Анджи Роопнарин мгновенно насторожилась:

— Вы и про это пишете?

— Главным образом про Джайлза.

Она бросила на меня недоверчивый взгляд:

— Не пойму, чего вам надо. Обычно про такое другие люди пишут, не такие, как вы.

— В нашем журнале много ветеранов, — успокоил ft ее. — Послушайте, вы знакомы с Марком Векслером? Он работал у вас прошлым летом.

— Работал, как же. Тусовался он тут, а не работал. По крайней мере, Ларри ему ничего не платил.

— Какой Ларри?

— Ларри Файндер. Это же его журнал. У него таких полно.

— Ларри Файндер, владелец галереи?

— Что вы удивляетесь? Об этом все знают!

В этот момент раздался телефонный звонок.

— Редакция журнала "Расколотый мир", — произнесла Анджи внезапно оживившимся голосом.

Я одними губами прошептал: "До свидания", — и откланялся. Только на улице я перевел дух, пытаясь унять мандраж, никак не дававший мне вздохнуть. Зачем было врать? Из какого-то безотчетного желания обезопасить себя? Возможно. И хотя я был далек от того, чтобы трактовать свою выходку как моральное грехопадение, но весь обратный путь мне не удавалось отделаться от чувства неловкости и нелепости ситуации, в которой я был смешон и вел себя недостойно. Что до Марка, то любые открытия, связанные с ним, как правило, оказывались из разряда неприятных. У Гарри Фройнда он прошлым летом не работал. Но в журнале Ларри Файндера он, как выяснилось, тоже не работал. Жизнь Марка представляла собой наслоение вымыслов, где один пласт громоздился на другой, а я свои археологические раскопки только начал.

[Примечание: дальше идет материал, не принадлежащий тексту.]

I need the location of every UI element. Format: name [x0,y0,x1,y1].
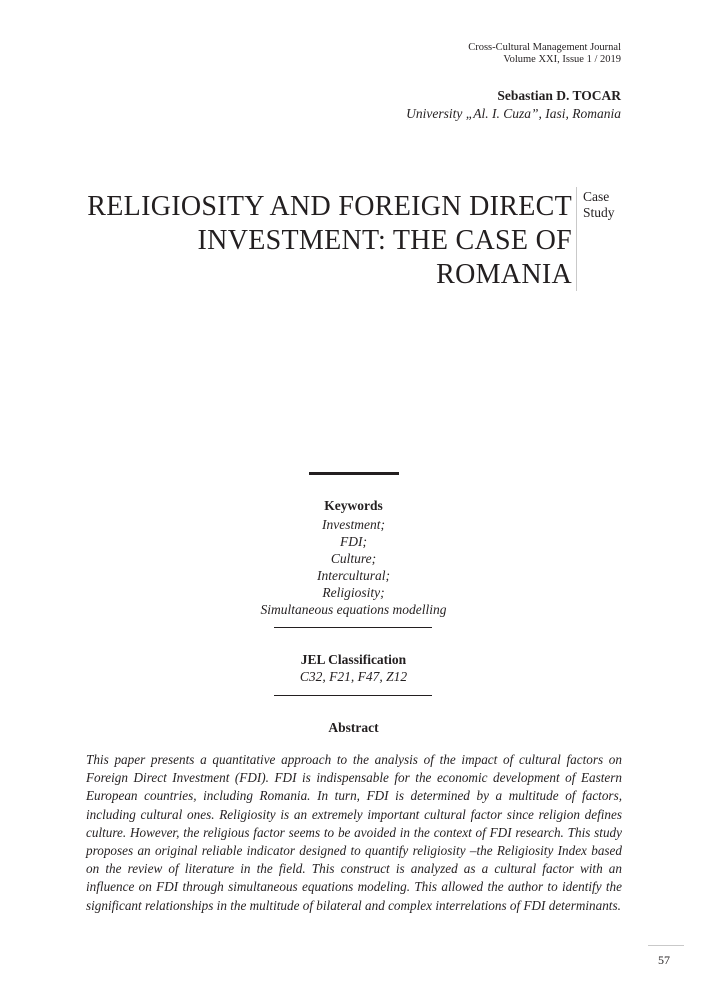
title-divider [576,187,577,291]
author-block [406,87,621,123]
keywords-list [0,516,707,618]
section-divider-thick [309,472,399,475]
jel-divider [274,695,432,696]
abstract-heading: Abstract [328,720,379,735]
abstract-text: This paper presents a quantitative approach to the analysis of the impact of cultural factors on Foreign Direct Investment (FDI). FDI is indispensable for the economic development of Eastern European countries, including Romania. In turn, FDI is determined by a multitude of factors, including cultural ones. Religiosity is an extremely important cultural factor since religion defines culture. However, the religious factor seems to be avoided in the context of FDI research. This study proposes an original reliable indicator designed to quantify religiosity –the Religiosity Index based on the review of literature in the field. This construct is analyzed as a cultural factor with an influence on FDI through simultaneous equations modeling. This allowed the author to identify the significant relationships in the multitude of bilateral and complex interrelations of FDI determinants. [86,752,622,913]
keywords-heading: Keywords [324,498,383,513]
keyword-item: Intercultural; [317,568,390,583]
author-name: Sebastian D. TOCAR [497,88,621,103]
keyword-item: Investment; [322,517,385,532]
title-line-3: ROMANIA [436,259,572,290]
journal-name: Cross-Cultural Management Journal [468,42,621,53]
journal-header [468,42,621,66]
title-line-2: INVESTMENT: THE CASE OF [197,225,572,256]
article-type [583,189,615,221]
keyword-item: Culture; [330,551,377,566]
jel-codes: C32, F21, F47, Z12 [299,669,408,684]
article-type-line-2: Study [583,205,615,220]
keywords-divider [274,627,432,628]
jel-heading: JEL Classification [300,652,407,667]
author-affiliation: University „Al. I. Cuza”, Iasi, Romania [406,106,621,121]
page-number-rule [648,945,684,946]
keyword-item: FDI; [340,534,367,549]
title-block [60,190,580,292]
keyword-item: Simultaneous equations modelling [260,602,447,617]
keyword-item: Religiosity; [322,585,385,600]
paper-title [60,190,580,292]
page-number: 57 [658,953,670,967]
journal-issue: Volume XXI, Issue 1 / 2019 [503,54,621,65]
title-line-1: RELIGIOSITY AND FOREIGN DIRECT [87,191,572,222]
article-type-line-1: Case [583,189,610,204]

Пока меня не было, Вайолет несколько раз звонила и оставляла на автоответчике сообщения. Она просила зайти к ней сразу же, как только я приду. Когда она открыла мне дверь, то была так бледна, что я первым делом спросил, не случилось ли чего. Она не ответила, а только сказала:

— Я должна тебе кое-что показать.

Я пошел за ней в комнату Марка. Еще с порога я увидел, что там все вверх дном. Стенной шкаф был открыт, и хотя одежда все еще висела на плечиках, полки были пусты. По всему полу валялись какие-то бумаги, рекламные листовки, тетрадки, журналы. Я заметил коробку с игрушечными машинками и еще одну, с открытками, письмами и поломанными цветными карандашами. Рядом с коробками лежали ящики письменного стола. Вайолет наклонилась над одним, вытащила оттуда что-то красное и протянула мне.

Это был швейцарский нож Мэта.

— Я нашла его в коробке из-под сигар. Он был замотан изолентой.

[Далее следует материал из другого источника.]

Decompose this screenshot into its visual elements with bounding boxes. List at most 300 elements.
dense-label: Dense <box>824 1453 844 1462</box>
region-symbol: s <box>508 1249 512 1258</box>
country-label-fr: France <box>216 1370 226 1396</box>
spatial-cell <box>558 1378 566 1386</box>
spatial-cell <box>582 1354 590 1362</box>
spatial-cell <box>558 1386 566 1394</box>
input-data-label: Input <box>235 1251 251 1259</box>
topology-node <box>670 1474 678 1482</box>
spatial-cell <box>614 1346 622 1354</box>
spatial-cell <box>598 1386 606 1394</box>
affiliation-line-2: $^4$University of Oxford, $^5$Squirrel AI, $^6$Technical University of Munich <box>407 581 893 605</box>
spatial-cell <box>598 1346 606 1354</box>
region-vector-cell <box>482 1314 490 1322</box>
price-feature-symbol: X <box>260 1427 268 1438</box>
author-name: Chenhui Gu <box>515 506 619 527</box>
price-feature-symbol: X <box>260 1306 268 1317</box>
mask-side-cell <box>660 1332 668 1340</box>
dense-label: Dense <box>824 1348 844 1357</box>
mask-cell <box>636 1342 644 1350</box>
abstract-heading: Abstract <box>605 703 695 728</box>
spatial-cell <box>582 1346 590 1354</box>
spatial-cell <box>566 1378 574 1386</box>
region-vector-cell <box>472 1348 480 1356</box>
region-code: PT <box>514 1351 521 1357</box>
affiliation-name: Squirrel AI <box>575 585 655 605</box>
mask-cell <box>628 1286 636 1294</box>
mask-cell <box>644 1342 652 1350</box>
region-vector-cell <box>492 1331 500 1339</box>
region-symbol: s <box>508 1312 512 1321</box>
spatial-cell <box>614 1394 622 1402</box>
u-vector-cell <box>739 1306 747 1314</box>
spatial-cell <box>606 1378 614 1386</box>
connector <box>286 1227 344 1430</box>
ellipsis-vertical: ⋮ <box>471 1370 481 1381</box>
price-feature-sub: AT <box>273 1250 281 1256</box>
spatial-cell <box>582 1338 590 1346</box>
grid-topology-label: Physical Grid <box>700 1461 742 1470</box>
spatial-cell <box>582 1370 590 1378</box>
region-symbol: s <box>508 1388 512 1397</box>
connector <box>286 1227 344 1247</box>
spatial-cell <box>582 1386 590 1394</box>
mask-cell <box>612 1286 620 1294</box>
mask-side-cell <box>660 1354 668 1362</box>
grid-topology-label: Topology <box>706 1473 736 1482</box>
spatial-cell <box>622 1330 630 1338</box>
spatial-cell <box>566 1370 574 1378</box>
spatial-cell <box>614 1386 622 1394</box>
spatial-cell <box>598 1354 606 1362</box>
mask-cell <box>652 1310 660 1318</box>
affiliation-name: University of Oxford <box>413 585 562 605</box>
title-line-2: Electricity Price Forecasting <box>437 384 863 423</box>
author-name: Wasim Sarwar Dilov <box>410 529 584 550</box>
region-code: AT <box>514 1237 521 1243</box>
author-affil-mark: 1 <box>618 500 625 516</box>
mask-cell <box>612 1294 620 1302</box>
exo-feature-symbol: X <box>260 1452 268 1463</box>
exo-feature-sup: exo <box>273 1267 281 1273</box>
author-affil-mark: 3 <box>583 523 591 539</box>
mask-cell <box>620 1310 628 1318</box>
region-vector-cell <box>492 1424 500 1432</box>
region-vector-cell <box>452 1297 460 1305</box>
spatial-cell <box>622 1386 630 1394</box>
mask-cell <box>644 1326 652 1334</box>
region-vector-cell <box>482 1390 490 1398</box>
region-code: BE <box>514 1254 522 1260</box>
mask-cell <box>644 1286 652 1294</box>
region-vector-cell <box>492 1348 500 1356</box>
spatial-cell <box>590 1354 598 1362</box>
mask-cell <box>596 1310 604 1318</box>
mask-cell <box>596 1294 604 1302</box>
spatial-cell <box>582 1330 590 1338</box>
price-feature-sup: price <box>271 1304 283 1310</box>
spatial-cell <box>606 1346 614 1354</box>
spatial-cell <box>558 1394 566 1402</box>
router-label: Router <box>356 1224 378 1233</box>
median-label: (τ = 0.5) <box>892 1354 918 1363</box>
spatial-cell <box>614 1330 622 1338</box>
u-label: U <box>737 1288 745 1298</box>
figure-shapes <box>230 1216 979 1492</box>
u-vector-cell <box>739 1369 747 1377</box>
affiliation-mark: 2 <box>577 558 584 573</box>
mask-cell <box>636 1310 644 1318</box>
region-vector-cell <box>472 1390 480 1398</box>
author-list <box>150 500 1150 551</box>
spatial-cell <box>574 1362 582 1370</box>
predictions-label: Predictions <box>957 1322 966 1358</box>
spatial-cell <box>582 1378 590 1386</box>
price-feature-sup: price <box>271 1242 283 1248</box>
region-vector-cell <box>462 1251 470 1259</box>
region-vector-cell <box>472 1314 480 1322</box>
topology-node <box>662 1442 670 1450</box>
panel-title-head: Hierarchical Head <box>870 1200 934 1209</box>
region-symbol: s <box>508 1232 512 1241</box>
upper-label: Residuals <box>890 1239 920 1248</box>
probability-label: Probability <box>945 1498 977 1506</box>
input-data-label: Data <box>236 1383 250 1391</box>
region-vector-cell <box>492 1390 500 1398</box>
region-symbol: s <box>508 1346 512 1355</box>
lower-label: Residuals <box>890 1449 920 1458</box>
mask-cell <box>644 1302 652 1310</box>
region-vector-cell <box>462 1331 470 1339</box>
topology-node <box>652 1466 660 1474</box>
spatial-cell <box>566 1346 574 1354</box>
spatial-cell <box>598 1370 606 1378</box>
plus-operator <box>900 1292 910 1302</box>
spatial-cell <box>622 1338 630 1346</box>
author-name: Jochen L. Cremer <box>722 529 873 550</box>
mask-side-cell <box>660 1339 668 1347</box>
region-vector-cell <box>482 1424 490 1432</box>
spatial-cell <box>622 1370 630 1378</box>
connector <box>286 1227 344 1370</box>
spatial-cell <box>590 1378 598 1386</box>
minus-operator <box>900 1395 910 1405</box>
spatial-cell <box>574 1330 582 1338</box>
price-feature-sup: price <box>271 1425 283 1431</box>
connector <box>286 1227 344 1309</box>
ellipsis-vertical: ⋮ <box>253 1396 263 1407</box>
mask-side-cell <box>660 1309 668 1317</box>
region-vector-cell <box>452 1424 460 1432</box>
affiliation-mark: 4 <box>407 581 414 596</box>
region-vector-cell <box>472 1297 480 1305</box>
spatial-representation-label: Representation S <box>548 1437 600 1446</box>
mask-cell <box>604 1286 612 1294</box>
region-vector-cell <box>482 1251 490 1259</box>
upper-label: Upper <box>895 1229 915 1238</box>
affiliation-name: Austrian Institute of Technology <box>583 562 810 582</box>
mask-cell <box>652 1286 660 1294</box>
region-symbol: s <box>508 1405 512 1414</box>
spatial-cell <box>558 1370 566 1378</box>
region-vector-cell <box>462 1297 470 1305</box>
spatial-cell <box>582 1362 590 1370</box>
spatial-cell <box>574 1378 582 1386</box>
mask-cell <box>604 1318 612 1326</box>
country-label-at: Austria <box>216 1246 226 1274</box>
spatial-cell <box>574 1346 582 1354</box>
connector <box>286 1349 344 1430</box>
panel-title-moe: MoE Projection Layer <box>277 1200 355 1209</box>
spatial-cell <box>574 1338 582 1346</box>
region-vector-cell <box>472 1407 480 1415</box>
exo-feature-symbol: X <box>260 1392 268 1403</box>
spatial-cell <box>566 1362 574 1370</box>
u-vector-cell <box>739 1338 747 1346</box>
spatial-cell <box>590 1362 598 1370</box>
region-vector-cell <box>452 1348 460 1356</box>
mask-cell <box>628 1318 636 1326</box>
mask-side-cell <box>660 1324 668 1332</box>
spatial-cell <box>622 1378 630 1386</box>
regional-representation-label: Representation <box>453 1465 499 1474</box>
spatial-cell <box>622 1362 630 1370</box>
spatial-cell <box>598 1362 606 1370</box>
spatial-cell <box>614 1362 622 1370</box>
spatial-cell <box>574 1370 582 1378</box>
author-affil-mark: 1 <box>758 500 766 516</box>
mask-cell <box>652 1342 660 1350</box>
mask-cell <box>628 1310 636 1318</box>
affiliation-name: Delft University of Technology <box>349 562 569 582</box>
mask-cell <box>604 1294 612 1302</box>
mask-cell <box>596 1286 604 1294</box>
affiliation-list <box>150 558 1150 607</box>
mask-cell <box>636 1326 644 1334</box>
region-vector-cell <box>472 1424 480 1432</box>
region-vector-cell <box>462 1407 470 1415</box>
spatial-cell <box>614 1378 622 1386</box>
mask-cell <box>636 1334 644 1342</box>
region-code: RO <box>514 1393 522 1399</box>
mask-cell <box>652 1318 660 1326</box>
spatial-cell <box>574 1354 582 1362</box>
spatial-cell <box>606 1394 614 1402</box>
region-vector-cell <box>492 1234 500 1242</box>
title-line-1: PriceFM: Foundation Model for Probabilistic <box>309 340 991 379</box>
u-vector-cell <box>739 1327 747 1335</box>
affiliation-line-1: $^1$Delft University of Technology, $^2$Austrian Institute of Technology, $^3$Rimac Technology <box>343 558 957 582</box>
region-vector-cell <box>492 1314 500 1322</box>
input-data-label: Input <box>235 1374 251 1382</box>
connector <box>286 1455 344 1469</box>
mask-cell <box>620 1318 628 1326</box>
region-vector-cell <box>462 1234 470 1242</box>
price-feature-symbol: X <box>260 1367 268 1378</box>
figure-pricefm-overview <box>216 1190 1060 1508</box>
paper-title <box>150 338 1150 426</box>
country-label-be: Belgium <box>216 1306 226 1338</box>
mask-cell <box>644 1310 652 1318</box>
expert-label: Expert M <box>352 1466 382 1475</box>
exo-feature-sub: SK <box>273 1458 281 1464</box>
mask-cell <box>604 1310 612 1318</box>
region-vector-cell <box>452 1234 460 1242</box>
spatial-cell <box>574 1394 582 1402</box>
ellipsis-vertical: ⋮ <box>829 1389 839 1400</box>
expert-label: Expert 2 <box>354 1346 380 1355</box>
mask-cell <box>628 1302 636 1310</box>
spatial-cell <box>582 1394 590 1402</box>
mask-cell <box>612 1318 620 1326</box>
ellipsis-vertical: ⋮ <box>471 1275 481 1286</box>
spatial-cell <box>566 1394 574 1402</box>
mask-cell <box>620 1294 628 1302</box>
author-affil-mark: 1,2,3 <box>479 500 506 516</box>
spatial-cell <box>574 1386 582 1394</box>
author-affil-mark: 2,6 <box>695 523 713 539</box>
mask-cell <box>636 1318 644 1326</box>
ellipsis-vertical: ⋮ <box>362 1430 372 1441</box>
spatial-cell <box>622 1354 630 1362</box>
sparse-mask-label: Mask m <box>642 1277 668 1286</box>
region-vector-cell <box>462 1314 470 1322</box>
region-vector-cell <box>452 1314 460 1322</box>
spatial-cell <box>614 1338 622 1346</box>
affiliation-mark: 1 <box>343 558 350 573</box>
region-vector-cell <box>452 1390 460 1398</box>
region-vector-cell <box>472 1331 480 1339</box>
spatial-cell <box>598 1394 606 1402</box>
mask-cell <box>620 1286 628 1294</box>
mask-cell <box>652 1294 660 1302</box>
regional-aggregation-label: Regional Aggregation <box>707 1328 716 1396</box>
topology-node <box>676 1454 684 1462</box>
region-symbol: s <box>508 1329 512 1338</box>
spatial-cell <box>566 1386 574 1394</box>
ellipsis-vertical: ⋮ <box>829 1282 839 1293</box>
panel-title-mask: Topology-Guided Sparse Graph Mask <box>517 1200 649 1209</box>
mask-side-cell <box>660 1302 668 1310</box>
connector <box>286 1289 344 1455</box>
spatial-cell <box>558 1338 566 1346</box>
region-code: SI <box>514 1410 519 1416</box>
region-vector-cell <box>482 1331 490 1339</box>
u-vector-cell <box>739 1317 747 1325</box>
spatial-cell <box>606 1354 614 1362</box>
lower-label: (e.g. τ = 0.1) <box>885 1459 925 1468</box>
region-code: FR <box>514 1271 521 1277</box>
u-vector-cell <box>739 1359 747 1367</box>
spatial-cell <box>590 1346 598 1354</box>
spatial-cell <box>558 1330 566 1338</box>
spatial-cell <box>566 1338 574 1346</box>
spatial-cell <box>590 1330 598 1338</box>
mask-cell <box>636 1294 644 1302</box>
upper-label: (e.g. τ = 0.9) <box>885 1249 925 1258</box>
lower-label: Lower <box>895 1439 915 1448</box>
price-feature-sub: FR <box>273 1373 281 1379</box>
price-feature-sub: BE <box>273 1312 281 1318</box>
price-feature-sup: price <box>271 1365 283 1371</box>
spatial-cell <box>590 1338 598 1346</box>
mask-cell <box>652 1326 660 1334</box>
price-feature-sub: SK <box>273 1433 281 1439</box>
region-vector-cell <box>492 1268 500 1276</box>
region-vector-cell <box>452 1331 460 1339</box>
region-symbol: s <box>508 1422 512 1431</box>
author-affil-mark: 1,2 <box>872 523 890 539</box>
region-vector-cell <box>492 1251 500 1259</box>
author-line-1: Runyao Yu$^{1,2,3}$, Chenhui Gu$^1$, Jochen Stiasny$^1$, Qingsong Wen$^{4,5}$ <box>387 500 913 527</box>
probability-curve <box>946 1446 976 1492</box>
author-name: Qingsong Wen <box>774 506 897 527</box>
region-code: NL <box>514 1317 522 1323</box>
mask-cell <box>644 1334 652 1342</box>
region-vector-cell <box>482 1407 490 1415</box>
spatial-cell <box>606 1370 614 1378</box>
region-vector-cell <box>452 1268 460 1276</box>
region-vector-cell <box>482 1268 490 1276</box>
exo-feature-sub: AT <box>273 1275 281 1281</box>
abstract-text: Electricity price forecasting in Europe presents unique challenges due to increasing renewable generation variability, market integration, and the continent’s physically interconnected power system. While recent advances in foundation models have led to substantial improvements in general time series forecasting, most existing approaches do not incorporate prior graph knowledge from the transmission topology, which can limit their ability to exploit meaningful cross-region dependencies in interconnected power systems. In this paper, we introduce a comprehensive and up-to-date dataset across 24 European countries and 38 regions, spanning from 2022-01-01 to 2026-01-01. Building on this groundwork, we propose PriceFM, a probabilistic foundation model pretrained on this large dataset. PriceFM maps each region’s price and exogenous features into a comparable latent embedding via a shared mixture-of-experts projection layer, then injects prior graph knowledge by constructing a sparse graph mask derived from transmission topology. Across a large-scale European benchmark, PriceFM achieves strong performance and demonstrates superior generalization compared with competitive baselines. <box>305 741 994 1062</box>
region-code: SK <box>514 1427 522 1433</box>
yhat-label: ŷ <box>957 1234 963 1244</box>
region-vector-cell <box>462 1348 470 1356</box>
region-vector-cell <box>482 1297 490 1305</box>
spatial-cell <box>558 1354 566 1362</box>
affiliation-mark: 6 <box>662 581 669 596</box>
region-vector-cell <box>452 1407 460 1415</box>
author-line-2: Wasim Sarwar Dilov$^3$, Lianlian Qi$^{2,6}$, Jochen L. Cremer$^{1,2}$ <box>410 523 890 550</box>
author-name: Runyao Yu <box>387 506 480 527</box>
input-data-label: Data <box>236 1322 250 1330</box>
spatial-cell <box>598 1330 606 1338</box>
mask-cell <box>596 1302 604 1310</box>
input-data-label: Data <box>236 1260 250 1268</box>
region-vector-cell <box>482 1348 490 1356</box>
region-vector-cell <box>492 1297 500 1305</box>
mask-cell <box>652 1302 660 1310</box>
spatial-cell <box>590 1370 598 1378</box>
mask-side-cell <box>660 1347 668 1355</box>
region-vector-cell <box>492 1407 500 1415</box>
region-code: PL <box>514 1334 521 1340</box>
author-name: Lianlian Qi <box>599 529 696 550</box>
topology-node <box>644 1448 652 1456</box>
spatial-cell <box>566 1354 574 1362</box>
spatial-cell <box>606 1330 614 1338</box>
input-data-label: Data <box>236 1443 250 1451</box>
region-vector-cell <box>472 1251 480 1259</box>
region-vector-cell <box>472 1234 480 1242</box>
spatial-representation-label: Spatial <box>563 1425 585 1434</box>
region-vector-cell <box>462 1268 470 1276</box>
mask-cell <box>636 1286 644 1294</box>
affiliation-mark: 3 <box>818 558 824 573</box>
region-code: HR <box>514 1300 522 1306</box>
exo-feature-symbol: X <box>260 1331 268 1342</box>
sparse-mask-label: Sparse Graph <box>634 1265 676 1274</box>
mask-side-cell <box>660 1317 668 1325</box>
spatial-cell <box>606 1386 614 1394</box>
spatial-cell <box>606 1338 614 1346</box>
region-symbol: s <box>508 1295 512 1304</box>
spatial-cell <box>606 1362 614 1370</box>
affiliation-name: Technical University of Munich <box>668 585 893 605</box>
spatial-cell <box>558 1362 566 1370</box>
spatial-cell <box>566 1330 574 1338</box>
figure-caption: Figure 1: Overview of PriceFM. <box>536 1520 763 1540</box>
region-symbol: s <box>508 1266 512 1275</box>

Я смотрел на выгравированные серебряные инициалы: М.Ш.Г. — Мэтью Штайн Герцберг.

— Прости, пожалуйста, — сказала Вайолет.

— Господи, столько лет прошло, — сказал я и потянул вверх штопор.

Когда мне удалось его открыть, я провел пальцем по металлической спирали и вспомнил отчаянный плач Мэта:

— Я же всегда, всегда клал его на тумбочку!

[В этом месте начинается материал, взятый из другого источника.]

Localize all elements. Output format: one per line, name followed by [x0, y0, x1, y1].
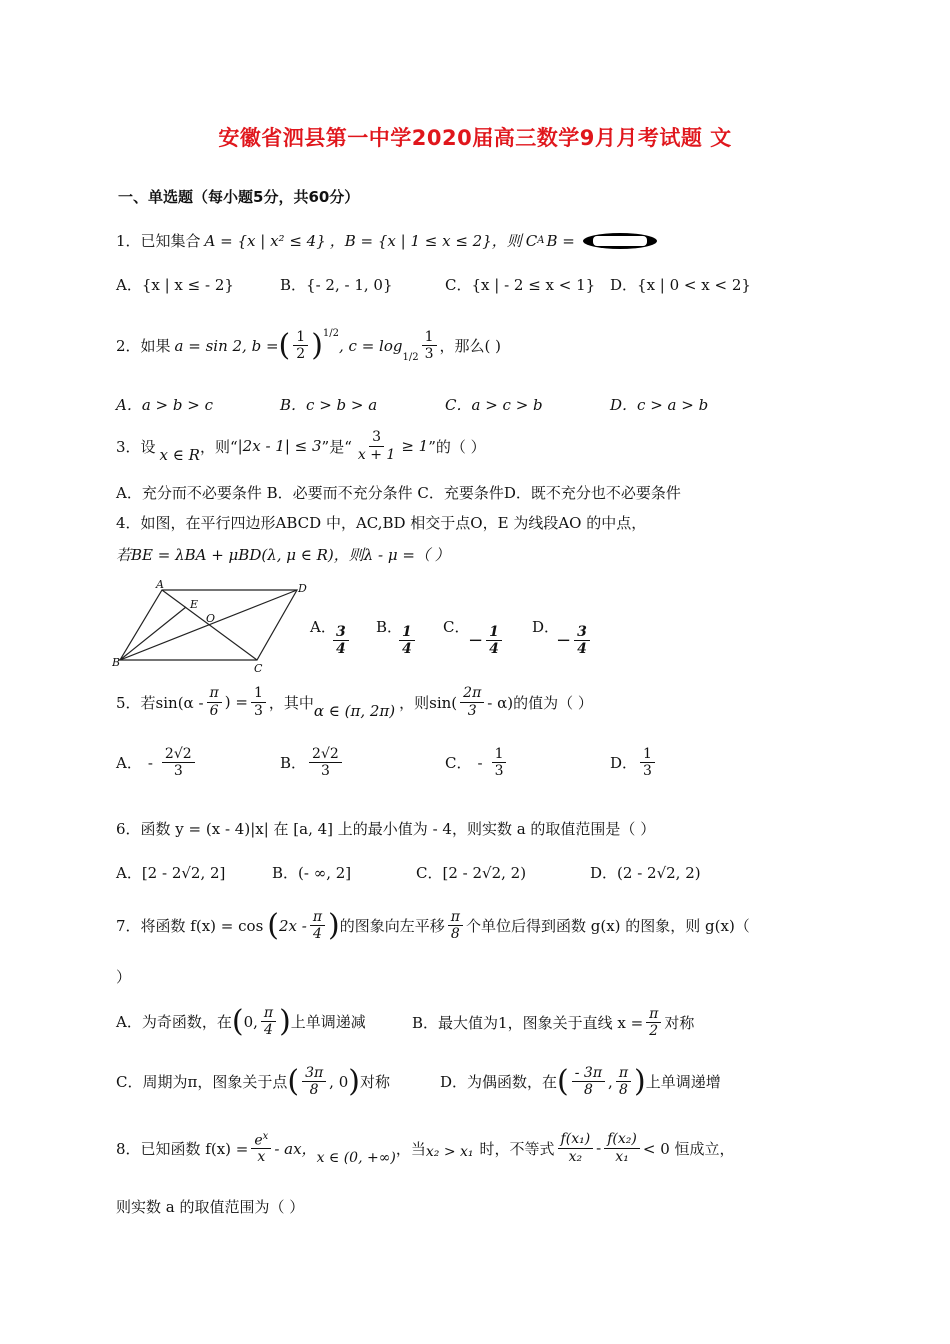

Наверное, я очень устал, потому что какая-то часть меня не стояла на полу, а висела где-то под потолком; очень странное чувство. Оттуда, сверху, я видел комнату, Вайолет, себя, нож Мэта, который я держал в руке. Это странное разделение земли и воздуха, меня парящего и меня стоящего длилось совсем недолго, но после того, как оно закончилось, я чувствовал себя где-то очень далеко, и комната казалась миражом.

— Я помню тот день, когда нож пропал, — размышляла вслух Вайолет. — И я помню, какое это было горе для Мэта. А рассказал мне об этом Марк. Да, Лео, Марк, и он очень переживал, что нож пропал, очень убивался, очень жалел Мэта. Рассказал, как он всюду искал его.